Earlier this year, Trudeau demoted and then fired Jody-Wilson Raybould, Canada’s first indigenous justice minister, after seeking to persuade her to halt a criminal case against construction firm SNC-Lavalin. Despite promising to lead a different kind of government, Trudeau’s immigration and justice policies have maintained systems of discrimination.
Canada is a racist country, one where quiet bigotry almost goes unnoticed. Its cultivated, genteel image — a multicultural haven where everyone says sorry all the time — is an illusion. Canada was built on stolen indigenous land, and indigenous people still have to fight for access to basic services such as clean water.
Black people who live in Toronto, Canada’s largest city, are 20 times more likely to be killed in an interaction with a police officer than their white counterparts. Blackface has a long history in Canada — Cheryl Thompson, a professor at McGill University, who has written a book on the subject, remarked that “blackface is as Canadian as hockey”. The People’s Party has long parroted far-right talking points and such sentiments have been on the rise in Canada for several years.
Jagmeet Singh, the leader of the centre-left New Democratic Party (NDP) and a practicing Sikh, has faced racism at every turn, including from members of his own party. So it’s unsurprising that the reaction to Trudeau’s behaviour by large sections of the Liberal Party has been dismissive.
Conservative Party leader Andrew Scheer has declared that this incident proves Trudeau is unfit to govern.

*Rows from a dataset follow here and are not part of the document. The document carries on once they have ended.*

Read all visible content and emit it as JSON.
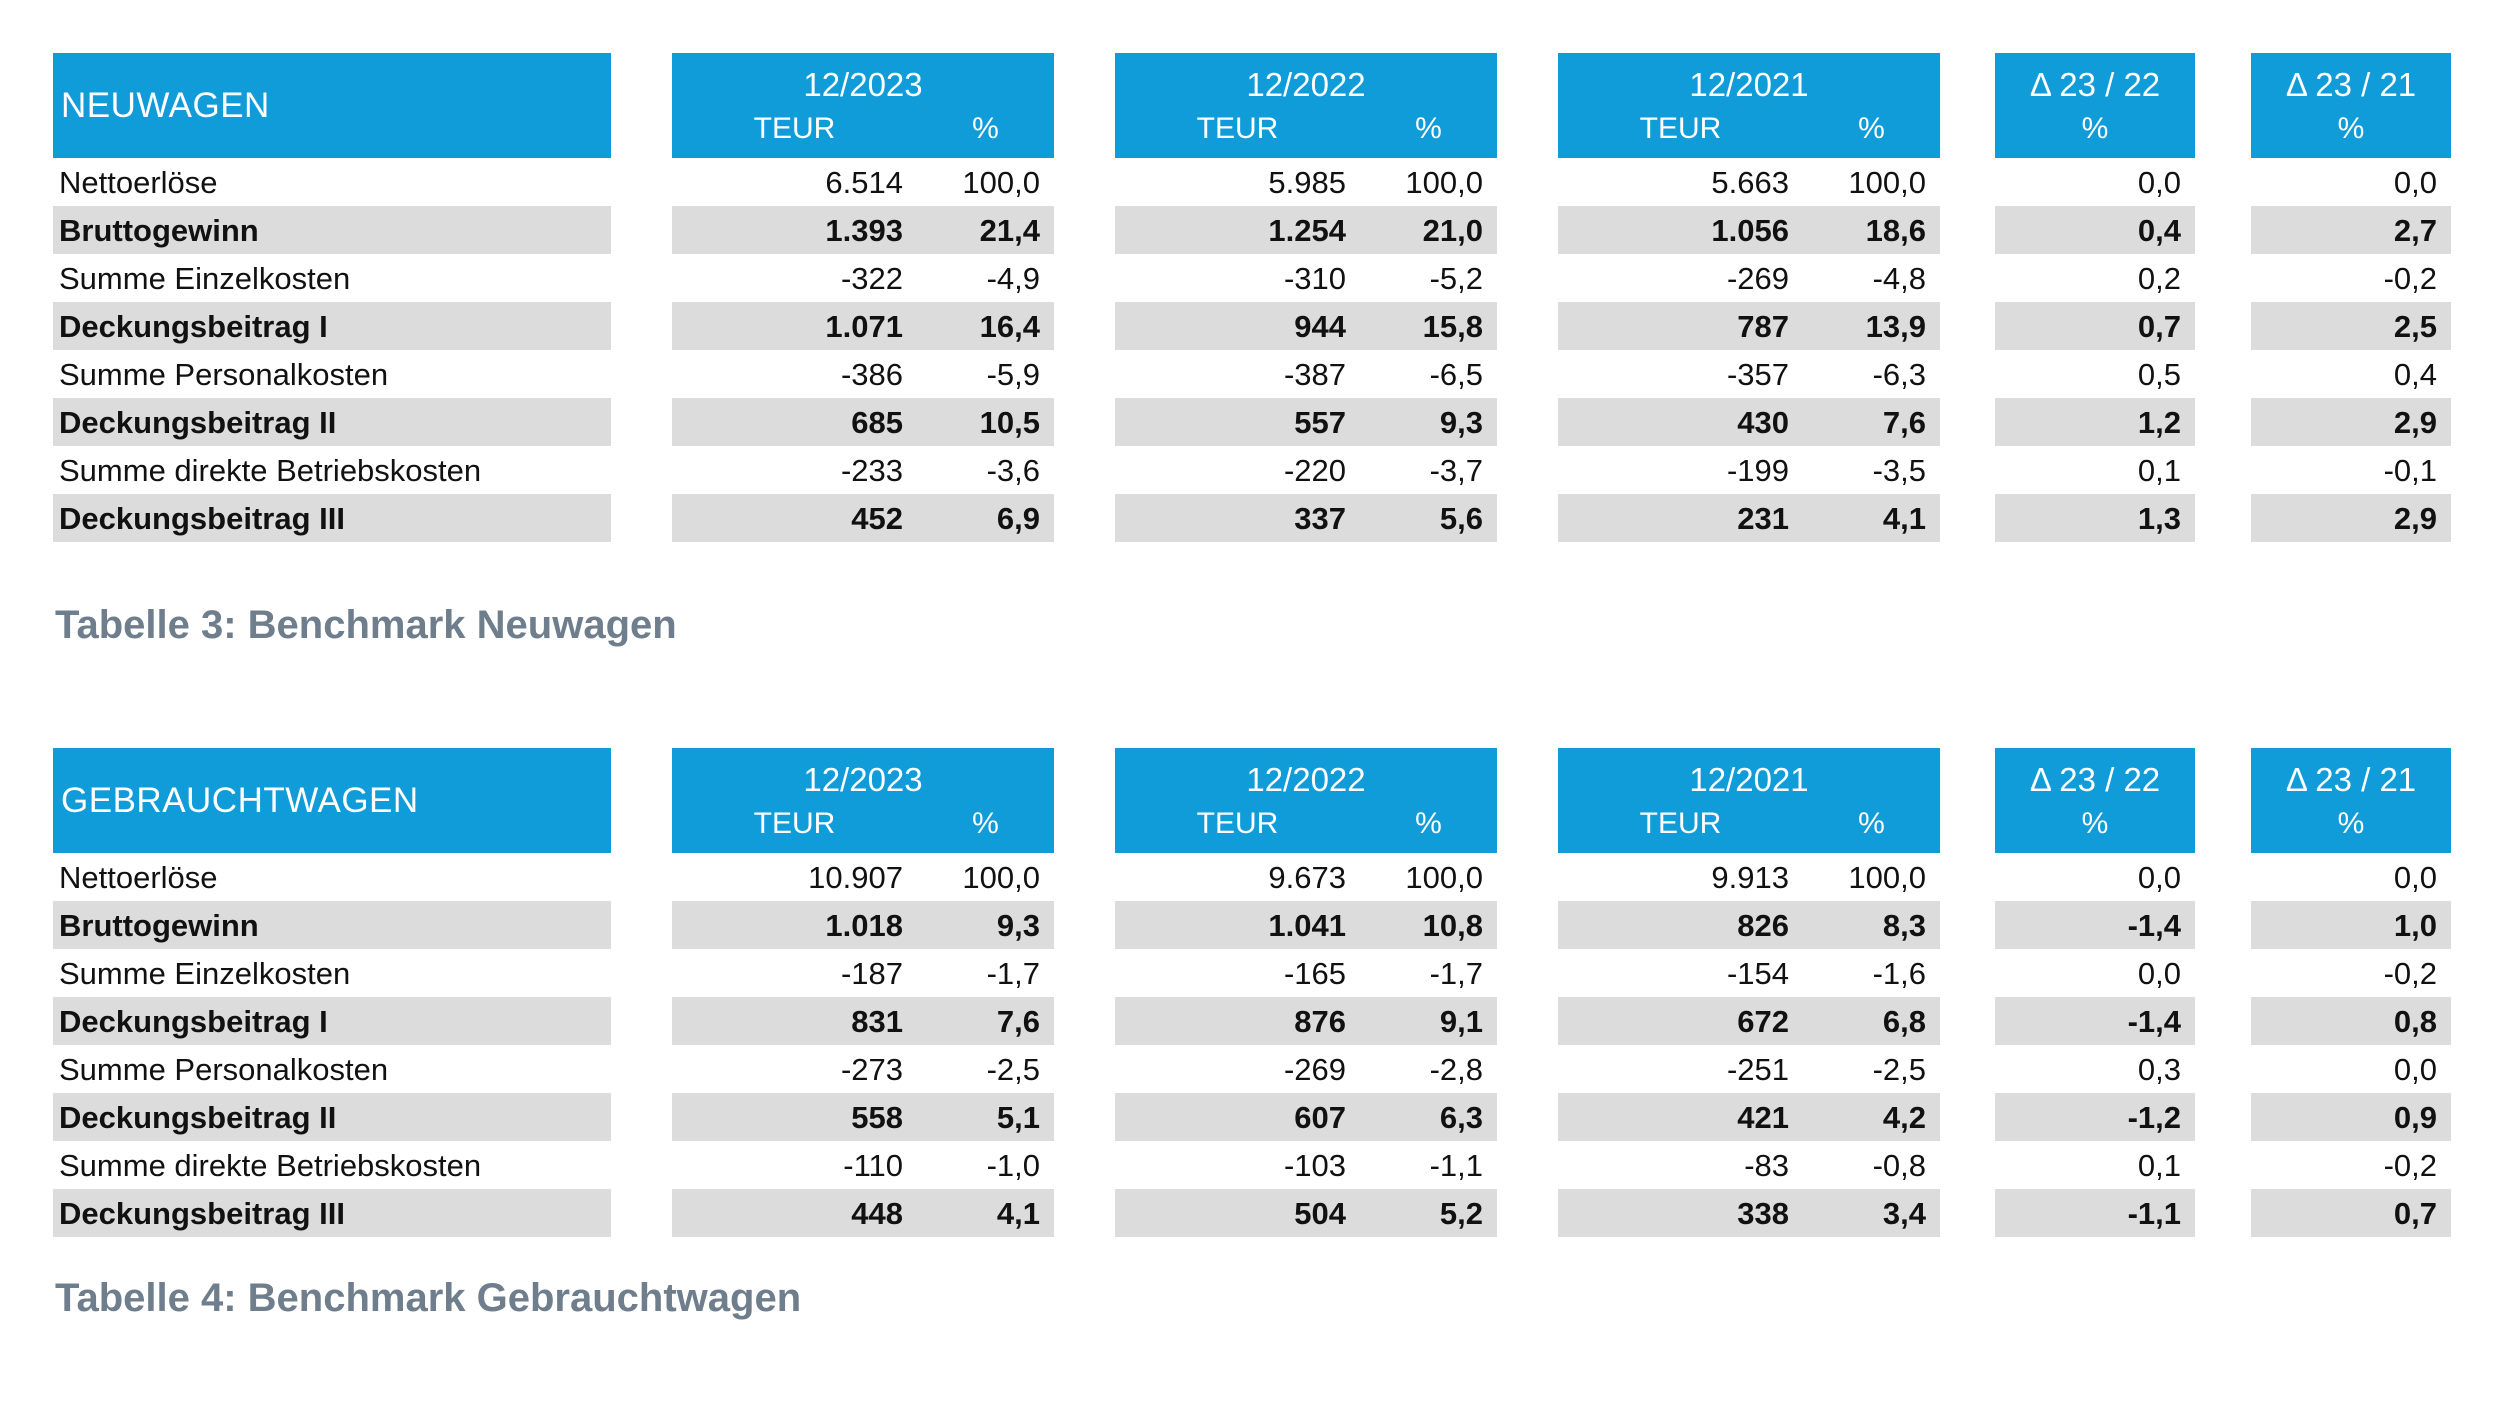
{
  "colors": {
    "accent_blue": "#109cd9",
    "stripe_gray": "#dcdcdc",
    "caption_gray": "#6f7e8c"
  },
  "tables": [
    {
      "title": "NEUWAGEN",
      "caption": "Tabelle 3: Benchmark Neuwagen",
      "periods": [
        {
          "label": "12/2023",
          "unit": "TEUR",
          "pct": "%"
        },
        {
          "label": "12/2022",
          "unit": "TEUR",
          "pct": "%"
        },
        {
          "label": "12/2021",
          "unit": "TEUR",
          "pct": "%"
        }
      ],
      "deltas": [
        {
          "label": "Δ 23 / 22",
          "pct": "%"
        },
        {
          "label": "Δ 23 / 21",
          "pct": "%"
        }
      ],
      "rows": [
        {
          "label": "Nettoerlöse",
          "bold": false,
          "values": [
            "6.514",
            "100,0",
            "5.985",
            "100,0",
            "5.663",
            "100,0",
            "0,0",
            "0,0"
          ]
        },
        {
          "label": "Bruttogewinn",
          "bold": true,
          "values": [
            "1.393",
            "21,4",
            "1.254",
            "21,0",
            "1.056",
            "18,6",
            "0,4",
            "2,7"
          ]
        },
        {
          "label": "Summe Einzelkosten",
          "bold": false,
          "values": [
            "-322",
            "-4,9",
            "-310",
            "-5,2",
            "-269",
            "-4,8",
            "0,2",
            "-0,2"
          ]
        },
        {
          "label": "Deckungsbeitrag I",
          "bold": true,
          "values": [
            "1.071",
            "16,4",
            "944",
            "15,8",
            "787",
            "13,9",
            "0,7",
            "2,5"
          ]
        },
        {
          "label": "Summe Personalkosten",
          "bold": false,
          "values": [
            "-386",
            "-5,9",
            "-387",
            "-6,5",
            "-357",
            "-6,3",
            "0,5",
            "0,4"
          ]
        },
        {
          "label": "Deckungsbeitrag II",
          "bold": true,
          "values": [
            "685",
            "10,5",
            "557",
            "9,3",
            "430",
            "7,6",
            "1,2",
            "2,9"
          ]
        },
        {
          "label": "Summe direkte Betriebskosten",
          "bold": false,
          "values": [
            "-233",
            "-3,6",
            "-220",
            "-3,7",
            "-199",
            "-3,5",
            "0,1",
            "-0,1"
          ]
        },
        {
          "label": "Deckungsbeitrag III",
          "bold": true,
          "values": [
            "452",
            "6,9",
            "337",
            "5,6",
            "231",
            "4,1",
            "1,3",
            "2,9"
          ]
        }
      ]
    },
    {
      "title": "GEBRAUCHTWAGEN",
      "caption": "Tabelle 4: Benchmark Gebrauchtwagen",
      "periods": [
        {
          "label": "12/2023",
          "unit": "TEUR",
          "pct": "%"
        },
        {
          "label": "12/2022",
          "unit": "TEUR",
          "pct": "%"
        },
        {
          "label": "12/2021",
          "unit": "TEUR",
          "pct": "%"
        }
      ],
      "deltas": [
        {
          "label": "Δ 23 / 22",
          "pct": "%"
        },
        {
          "label": "Δ 23 / 21",
          "pct": "%"
        }
      ],
      "rows": [
        {
          "label": "Nettoerlöse",
          "bold": false,
          "values": [
            "10.907",
            "100,0",
            "9.673",
            "100,0",
            "9.913",
            "100,0",
            "0,0",
            "0,0"
          ]
        },
        {
          "label": "Bruttogewinn",
          "bold": true,
          "values": [
            "1.018",
            "9,3",
            "1.041",
            "10,8",
            "826",
            "8,3",
            "-1,4",
            "1,0"
          ]
        },
        {
          "label": "Summe Einzelkosten",
          "bold": false,
          "values": [
            "-187",
            "-1,7",
            "-165",
            "-1,7",
            "-154",
            "-1,6",
            "0,0",
            "-0,2"
          ]
        },
        {
          "label": "Deckungsbeitrag I",
          "bold": true,
          "values": [
            "831",
            "7,6",
            "876",
            "9,1",
            "672",
            "6,8",
            "-1,4",
            "0,8"
          ]
        },
        {
          "label": "Summe Personalkosten",
          "bold": false,
          "values": [
            "-273",
            "-2,5",
            "-269",
            "-2,8",
            "-251",
            "-2,5",
            "0,3",
            "0,0"
          ]
        },
        {
          "label": "Deckungsbeitrag II",
          "bold": true,
          "values": [
            "558",
            "5,1",
            "607",
            "6,3",
            "421",
            "4,2",
            "-1,2",
            "0,9"
          ]
        },
        {
          "label": "Summe direkte Betriebskosten",
          "bold": false,
          "values": [
            "-110",
            "-1,0",
            "-103",
            "-1,1",
            "-83",
            "-0,8",
            "0,1",
            "-0,2"
          ]
        },
        {
          "label": "Deckungsbeitrag III",
          "bold": true,
          "values": [
            "448",
            "4,1",
            "504",
            "5,2",
            "338",
            "3,4",
            "-1,1",
            "0,7"
          ]
        }
      ]
    }
  ]
}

But even if we ignore his party’s policies, a Conservative candidate has been associated with Faith Goldy, a kind of poster girl for the Canadian far right (who was interviewed by neo-Nazi website The Daily Stormer) and many members of his party have a history of racist, sexist and homophobic behaviour.
As a Canadian currently living in the UK, the concept of a powerful white man, who was born into a life of privilege, saying and doing racist things, is not new to me, nor is it unique to Canada. While the last week may have been fraught for the Liberal Party, the scandal is unlikely to significantly increase support for the NDP or the Green Party, partly due to Canada’s first-past-the-post electoral system.
As in other elections, people from marginalised communities may end up voting for the least worst candidate in Trudeau on 21 October. Denouncing racist incidents by powerful people isn’t a solution to the systemic discrimination and violence which upholds the white supremacy at the heart of Canadian society — the Trudeau scandal was merely a symptom of it.